BEIJING (Reuters) -China’s President Xi Jinping on Thursday said the country would set up a stock exchange in its capital, Beijing, to serve small and medium-sized enterprises (SMEs).
Mainland China’s two major stock exchanges are in the financial hub of Shanghai and in the southern city of Shenzhen, on the mainland’s border with Hong Kong.
In a video address at the opening of the China International Fair for Trade in Services (CIFTIS), Xi said China would continue to support the innovation-driven development of SMEs.
This would be done by “by deepening the reform of the New Third Board and setting up the Beijing stock exchange as the primary platform serving innovation-oriented SMEs,” he added.
Reuters reported in March that China was considering establishing a bourse to attract overseas-listed companies and bolster the global status of its onshore share markets, citing sources with knowledge of the matter.
The sources said then that upgrading Beijing’s existing equity exchange for small and mid-sized firms, known as the New Third Board, was among the options being discussed.
China’s securities regulator said setting up a Beijing stock exchange would help deepen financial supply-side structural reforms and improve capital market systems.
In a statement issued shortly after Xi’s remarks, the China Securities Regulatory Commission (CSRC) said its leadership was “excited” at the prospect, would study the president’s proposal in depth and resolutely implement it.
“Small and medium-sized enterprises can do great things,” the CSRC added.
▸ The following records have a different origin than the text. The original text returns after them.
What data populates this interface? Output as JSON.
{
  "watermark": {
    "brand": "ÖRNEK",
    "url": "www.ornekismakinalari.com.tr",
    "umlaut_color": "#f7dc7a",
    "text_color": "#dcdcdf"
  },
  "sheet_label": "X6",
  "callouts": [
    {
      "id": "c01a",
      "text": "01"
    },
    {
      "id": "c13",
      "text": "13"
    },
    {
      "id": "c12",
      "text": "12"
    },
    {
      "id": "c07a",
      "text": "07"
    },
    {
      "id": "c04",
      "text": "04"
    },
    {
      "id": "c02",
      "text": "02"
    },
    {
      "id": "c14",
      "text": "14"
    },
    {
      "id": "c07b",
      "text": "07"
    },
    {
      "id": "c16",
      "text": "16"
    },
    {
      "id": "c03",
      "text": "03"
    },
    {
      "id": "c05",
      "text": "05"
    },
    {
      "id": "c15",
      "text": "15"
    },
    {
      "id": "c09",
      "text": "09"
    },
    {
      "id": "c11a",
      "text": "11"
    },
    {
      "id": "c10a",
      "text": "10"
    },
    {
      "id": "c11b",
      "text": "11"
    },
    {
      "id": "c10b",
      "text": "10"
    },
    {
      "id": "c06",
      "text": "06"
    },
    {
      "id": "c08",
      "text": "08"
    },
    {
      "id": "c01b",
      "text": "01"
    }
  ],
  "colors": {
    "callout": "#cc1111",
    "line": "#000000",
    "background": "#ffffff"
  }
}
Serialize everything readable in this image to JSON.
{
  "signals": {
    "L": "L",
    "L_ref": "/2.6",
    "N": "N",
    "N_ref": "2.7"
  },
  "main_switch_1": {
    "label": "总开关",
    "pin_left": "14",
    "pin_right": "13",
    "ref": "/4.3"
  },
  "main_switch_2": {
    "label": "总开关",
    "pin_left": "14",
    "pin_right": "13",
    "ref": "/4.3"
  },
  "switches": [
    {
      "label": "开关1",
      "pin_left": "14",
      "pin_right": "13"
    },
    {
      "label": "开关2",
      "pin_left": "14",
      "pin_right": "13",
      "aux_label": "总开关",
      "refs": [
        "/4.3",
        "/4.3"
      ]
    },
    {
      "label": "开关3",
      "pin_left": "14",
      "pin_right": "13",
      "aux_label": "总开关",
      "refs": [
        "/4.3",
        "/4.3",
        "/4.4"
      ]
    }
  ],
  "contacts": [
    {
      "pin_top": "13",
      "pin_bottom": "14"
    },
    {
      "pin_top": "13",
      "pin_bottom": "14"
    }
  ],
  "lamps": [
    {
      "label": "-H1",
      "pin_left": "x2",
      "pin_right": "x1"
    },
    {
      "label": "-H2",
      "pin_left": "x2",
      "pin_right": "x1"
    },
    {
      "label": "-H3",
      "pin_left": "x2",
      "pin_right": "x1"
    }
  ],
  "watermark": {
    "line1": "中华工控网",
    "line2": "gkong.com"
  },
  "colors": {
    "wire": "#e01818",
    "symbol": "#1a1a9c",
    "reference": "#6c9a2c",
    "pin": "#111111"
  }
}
In other comments in his speech to mark the opening of CIFTIS, a trade fair in Beijing, Xi said China would “create more possibilities for cooperation by scaling up support for the growth of the services sector in Belt and Road countries.”
The Belt and Road Initiative is Xi’s signature trade and infrastructure scheme.
China will support Beijing and other localities in “piloting the alignment of domestic rules with the ones in high-standard international free trade agreements, and in building demonstration zones of digital trade,” the president added.